Time-analysis of the DFT
8.1. Time-analysis of the DFT#
As we’ve seen in previous chapters, the naive method for computing the DFT uses two nested loops:
1def dft(x):
2 '''Compute the Discrete Fourier Transform of an input signal x of N samples.'''
3
4 N = len(x)
5 X = np.zeros(N, dtype=np.complex)
6
7 # Compute each X[m]
8 for m in range(N):
9
10 # Compute similarity between x and the m'th basis
11 for n in range(N):
12 X[m] = X[m] + x[n] * np.exp(-2j * np.pi * m * n / N)
13
14 return X
The outer loop (starting at line 8) iterates over the \(N\) different analysis frequencies: \(m=0, 1, 2, \dots, N-1\).
Within each of these loop is another loop (starting at line 11) that iterates over the samples to compute similarity between the input signal \(x\) and the reference complex sinusoid \({e^{-2\pi \cdot \mathrm{j} \cdot m \cdot n / N}}\). Each step of this inner loop requires a constant amount of work doing basic arithmetic: multiplying, dividing, adding, and storing numbers. The exact amount of work here isn’t too important: what matters is that it’s the same amount for every choice of \(m\) and \(n\).
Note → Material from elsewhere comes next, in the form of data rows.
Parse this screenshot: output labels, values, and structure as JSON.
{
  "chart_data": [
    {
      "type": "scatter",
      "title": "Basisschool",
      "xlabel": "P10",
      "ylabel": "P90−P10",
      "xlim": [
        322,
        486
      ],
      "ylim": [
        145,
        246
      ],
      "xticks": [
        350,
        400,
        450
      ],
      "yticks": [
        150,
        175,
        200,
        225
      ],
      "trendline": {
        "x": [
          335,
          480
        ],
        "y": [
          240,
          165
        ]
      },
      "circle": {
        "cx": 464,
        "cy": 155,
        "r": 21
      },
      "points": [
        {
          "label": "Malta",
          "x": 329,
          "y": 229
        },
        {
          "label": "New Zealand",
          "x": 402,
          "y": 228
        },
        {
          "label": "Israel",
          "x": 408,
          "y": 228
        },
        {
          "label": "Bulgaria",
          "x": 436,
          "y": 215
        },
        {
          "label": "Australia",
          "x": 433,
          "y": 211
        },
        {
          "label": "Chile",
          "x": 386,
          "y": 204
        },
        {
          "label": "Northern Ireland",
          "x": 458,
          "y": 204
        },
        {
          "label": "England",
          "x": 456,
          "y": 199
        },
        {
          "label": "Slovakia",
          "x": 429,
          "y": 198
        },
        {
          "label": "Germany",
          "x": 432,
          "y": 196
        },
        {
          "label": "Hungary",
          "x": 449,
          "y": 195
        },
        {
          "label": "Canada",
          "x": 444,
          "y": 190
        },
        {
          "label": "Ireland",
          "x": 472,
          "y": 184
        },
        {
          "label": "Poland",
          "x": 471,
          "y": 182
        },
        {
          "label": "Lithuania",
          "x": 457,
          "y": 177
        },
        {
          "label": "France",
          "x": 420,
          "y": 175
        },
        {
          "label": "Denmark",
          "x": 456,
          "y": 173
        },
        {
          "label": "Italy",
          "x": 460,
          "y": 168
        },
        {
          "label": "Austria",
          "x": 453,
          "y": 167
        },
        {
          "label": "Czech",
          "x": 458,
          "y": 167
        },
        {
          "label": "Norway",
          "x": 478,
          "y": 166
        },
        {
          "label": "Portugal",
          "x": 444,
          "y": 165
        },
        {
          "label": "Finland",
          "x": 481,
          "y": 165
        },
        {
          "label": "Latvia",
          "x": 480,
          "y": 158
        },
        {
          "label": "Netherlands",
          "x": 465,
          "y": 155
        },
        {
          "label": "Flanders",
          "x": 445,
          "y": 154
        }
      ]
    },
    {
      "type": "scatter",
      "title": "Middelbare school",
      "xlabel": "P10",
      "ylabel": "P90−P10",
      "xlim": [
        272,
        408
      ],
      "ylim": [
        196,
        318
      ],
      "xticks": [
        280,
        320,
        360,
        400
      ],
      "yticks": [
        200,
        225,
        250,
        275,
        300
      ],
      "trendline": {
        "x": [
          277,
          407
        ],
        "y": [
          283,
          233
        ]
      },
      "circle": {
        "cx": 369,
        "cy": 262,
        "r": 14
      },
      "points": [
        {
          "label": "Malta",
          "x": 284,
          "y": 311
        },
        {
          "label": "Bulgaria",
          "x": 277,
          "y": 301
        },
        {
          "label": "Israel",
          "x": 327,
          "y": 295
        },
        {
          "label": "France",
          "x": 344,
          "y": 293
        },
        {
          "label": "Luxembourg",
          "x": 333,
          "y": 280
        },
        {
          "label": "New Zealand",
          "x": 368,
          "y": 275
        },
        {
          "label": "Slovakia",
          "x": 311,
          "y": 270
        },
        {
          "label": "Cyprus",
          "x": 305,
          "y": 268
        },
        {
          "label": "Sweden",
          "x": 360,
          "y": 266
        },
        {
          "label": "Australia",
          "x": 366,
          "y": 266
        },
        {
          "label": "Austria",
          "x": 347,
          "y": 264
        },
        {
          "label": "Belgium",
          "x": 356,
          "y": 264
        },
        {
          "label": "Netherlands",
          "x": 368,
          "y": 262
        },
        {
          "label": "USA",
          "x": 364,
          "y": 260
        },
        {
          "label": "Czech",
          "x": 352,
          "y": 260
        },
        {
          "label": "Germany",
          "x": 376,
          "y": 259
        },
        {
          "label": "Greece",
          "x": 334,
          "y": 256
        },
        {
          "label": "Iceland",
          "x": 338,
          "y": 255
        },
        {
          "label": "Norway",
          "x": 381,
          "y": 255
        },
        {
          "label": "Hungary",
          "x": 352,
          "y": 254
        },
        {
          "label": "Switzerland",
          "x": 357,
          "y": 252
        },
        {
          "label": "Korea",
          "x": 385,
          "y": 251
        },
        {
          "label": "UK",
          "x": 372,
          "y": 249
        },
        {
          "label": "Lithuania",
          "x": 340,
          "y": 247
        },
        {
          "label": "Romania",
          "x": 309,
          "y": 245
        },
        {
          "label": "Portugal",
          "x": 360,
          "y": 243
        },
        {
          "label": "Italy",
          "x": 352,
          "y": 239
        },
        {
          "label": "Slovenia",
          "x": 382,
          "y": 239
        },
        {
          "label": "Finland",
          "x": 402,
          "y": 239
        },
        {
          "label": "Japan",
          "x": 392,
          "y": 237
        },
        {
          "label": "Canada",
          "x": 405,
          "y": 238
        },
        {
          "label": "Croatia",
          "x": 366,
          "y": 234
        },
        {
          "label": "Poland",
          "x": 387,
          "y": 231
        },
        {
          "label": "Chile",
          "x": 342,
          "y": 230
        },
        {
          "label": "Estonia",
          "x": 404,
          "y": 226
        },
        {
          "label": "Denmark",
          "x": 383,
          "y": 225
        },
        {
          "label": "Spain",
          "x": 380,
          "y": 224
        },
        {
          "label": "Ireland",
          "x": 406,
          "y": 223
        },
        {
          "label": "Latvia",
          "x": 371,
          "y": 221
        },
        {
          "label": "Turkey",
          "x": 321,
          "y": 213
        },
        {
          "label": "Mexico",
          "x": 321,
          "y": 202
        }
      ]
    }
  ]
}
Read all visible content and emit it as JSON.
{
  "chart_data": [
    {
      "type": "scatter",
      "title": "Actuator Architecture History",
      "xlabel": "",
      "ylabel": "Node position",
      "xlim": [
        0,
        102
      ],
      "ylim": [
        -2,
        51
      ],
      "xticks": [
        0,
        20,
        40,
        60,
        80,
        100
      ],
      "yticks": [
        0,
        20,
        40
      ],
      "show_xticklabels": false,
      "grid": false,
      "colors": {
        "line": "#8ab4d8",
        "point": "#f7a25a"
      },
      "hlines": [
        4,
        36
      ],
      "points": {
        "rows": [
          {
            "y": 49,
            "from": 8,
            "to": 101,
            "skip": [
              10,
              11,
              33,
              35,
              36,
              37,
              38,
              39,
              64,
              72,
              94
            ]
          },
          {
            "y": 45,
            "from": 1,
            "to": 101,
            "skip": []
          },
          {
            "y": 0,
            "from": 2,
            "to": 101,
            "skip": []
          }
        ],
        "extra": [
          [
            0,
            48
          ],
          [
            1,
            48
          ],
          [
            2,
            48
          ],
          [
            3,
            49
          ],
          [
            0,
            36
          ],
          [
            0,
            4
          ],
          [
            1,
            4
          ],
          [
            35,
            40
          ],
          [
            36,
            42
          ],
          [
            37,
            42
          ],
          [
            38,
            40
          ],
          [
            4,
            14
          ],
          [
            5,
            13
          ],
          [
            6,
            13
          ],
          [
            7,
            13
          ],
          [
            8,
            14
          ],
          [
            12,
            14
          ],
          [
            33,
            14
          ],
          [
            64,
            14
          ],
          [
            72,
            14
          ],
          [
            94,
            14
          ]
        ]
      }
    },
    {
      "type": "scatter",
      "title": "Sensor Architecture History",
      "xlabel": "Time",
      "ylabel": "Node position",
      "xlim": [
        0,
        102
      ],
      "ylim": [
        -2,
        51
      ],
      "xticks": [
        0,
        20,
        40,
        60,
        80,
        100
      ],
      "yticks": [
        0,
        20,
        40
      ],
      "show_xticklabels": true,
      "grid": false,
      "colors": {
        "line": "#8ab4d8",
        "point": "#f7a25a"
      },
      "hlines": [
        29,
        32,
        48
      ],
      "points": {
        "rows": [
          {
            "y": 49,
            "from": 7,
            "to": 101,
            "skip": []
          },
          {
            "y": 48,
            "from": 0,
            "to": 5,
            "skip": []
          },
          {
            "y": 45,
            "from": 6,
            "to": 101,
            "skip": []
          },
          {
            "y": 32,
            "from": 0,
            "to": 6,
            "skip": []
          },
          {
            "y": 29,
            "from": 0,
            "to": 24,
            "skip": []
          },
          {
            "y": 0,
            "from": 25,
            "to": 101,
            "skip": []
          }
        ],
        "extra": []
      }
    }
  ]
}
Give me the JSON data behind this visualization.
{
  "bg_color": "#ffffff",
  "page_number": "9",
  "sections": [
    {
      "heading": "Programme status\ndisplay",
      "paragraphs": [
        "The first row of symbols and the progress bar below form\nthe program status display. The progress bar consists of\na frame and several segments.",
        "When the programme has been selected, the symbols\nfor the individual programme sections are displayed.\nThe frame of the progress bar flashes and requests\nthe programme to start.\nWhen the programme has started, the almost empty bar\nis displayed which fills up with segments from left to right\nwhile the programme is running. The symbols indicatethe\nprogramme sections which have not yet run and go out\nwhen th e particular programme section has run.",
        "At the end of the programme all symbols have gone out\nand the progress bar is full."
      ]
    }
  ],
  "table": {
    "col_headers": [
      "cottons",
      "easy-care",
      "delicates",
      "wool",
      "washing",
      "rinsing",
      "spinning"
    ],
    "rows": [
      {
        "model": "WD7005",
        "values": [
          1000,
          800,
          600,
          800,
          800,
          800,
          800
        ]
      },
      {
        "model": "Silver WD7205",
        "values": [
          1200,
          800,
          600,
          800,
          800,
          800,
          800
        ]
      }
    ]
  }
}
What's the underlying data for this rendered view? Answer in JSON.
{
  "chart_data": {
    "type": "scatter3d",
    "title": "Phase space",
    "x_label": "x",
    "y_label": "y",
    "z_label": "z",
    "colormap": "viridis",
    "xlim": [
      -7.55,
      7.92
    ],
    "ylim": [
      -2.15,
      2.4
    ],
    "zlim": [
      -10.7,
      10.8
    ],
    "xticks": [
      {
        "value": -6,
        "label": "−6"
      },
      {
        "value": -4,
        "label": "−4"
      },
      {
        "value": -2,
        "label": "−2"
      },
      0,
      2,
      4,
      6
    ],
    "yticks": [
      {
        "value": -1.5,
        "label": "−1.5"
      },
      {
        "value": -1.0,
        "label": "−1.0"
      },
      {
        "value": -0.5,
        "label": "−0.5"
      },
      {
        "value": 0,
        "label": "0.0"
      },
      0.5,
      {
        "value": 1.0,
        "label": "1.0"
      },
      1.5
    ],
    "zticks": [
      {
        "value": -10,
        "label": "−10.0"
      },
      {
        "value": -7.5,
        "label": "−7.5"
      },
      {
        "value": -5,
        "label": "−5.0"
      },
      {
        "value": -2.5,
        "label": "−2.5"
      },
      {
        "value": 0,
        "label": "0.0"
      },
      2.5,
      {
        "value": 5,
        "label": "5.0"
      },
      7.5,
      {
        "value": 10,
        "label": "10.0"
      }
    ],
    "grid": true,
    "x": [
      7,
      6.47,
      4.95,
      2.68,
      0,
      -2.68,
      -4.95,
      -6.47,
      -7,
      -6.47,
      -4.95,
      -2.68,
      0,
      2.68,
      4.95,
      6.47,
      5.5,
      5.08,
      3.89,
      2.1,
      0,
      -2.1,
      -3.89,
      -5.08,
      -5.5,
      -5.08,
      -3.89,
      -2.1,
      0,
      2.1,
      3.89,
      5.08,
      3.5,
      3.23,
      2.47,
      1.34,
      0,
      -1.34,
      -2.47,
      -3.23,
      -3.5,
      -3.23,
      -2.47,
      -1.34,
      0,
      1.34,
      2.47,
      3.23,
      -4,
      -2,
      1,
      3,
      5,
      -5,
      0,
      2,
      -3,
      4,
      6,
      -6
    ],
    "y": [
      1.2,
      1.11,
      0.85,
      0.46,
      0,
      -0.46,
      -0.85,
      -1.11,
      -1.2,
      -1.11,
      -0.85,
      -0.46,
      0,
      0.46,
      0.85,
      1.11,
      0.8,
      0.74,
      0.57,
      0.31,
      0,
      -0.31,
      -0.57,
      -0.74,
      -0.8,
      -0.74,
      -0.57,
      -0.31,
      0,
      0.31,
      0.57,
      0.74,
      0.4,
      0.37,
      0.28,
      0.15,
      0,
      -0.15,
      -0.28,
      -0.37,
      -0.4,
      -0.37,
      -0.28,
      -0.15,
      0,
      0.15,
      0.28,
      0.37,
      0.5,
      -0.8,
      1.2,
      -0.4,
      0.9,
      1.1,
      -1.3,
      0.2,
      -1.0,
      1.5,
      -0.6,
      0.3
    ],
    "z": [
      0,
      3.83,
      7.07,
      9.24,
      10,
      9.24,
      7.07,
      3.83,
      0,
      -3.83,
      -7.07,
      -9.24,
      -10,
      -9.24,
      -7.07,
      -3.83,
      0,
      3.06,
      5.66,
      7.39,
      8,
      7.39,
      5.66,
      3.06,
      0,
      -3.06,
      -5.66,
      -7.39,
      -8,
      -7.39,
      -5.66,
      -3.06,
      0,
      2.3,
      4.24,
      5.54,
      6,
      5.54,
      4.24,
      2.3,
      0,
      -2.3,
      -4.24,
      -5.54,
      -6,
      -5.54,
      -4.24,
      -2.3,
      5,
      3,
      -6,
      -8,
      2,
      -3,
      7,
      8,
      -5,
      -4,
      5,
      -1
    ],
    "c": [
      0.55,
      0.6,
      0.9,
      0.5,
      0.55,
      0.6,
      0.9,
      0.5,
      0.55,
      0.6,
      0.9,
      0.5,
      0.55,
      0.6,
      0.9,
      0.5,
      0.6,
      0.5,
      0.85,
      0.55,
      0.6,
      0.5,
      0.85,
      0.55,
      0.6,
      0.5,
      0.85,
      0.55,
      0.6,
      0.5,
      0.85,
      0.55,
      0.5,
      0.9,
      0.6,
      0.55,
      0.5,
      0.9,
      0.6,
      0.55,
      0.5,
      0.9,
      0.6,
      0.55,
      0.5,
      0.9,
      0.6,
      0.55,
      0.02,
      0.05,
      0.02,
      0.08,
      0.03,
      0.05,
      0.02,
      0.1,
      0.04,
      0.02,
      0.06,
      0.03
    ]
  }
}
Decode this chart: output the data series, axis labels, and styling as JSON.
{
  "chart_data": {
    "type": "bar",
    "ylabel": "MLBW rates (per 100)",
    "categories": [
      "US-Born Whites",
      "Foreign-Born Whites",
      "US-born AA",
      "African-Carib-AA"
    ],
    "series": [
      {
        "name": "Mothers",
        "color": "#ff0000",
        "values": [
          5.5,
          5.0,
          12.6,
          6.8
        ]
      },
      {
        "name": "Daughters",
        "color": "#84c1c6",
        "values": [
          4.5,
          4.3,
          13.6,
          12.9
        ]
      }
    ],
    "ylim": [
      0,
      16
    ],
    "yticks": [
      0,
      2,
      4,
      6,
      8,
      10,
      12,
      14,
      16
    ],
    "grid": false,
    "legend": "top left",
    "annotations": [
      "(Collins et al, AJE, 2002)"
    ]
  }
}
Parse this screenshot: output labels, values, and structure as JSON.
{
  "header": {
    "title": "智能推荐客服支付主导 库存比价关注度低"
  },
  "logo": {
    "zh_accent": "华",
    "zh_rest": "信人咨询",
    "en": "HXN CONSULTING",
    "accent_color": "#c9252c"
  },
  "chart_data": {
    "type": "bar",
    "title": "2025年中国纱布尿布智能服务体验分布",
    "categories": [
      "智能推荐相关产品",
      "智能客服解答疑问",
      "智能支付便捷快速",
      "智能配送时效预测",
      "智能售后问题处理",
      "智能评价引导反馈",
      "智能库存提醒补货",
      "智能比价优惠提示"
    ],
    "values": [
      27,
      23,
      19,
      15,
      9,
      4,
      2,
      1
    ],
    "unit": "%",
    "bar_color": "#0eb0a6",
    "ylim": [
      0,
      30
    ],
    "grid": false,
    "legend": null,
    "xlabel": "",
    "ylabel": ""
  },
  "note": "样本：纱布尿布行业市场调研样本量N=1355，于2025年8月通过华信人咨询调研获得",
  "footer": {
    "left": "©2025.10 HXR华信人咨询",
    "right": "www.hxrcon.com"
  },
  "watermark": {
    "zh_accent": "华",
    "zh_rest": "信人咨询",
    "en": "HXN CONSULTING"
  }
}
Since there are \(N\) steps in the outer loop, and \(N\) steps inside each of those, line 12 is executed \(N^2\) times in total. This means that as the length of the input grows (i.e., more samples are added), the amount of work grows quadratically, as shown below.
This quadratic growth in computation time establishes a baseline for DFT computation: the naive algorithm takes time proportional to \(N^2\). Fast Fourier Transform methods aim to reduce this to scale more favorably as the input length increases.
Coming from the other direction, any algorithm for computing the DFT must take at least \(N\) steps, because it must see all \(N\) samples at least once, e.g., to compute \(X[0] = \sum_n x[n]\). This gives us a lower bound on the computation time, and the goal will be to get as close to this lower bound as possible.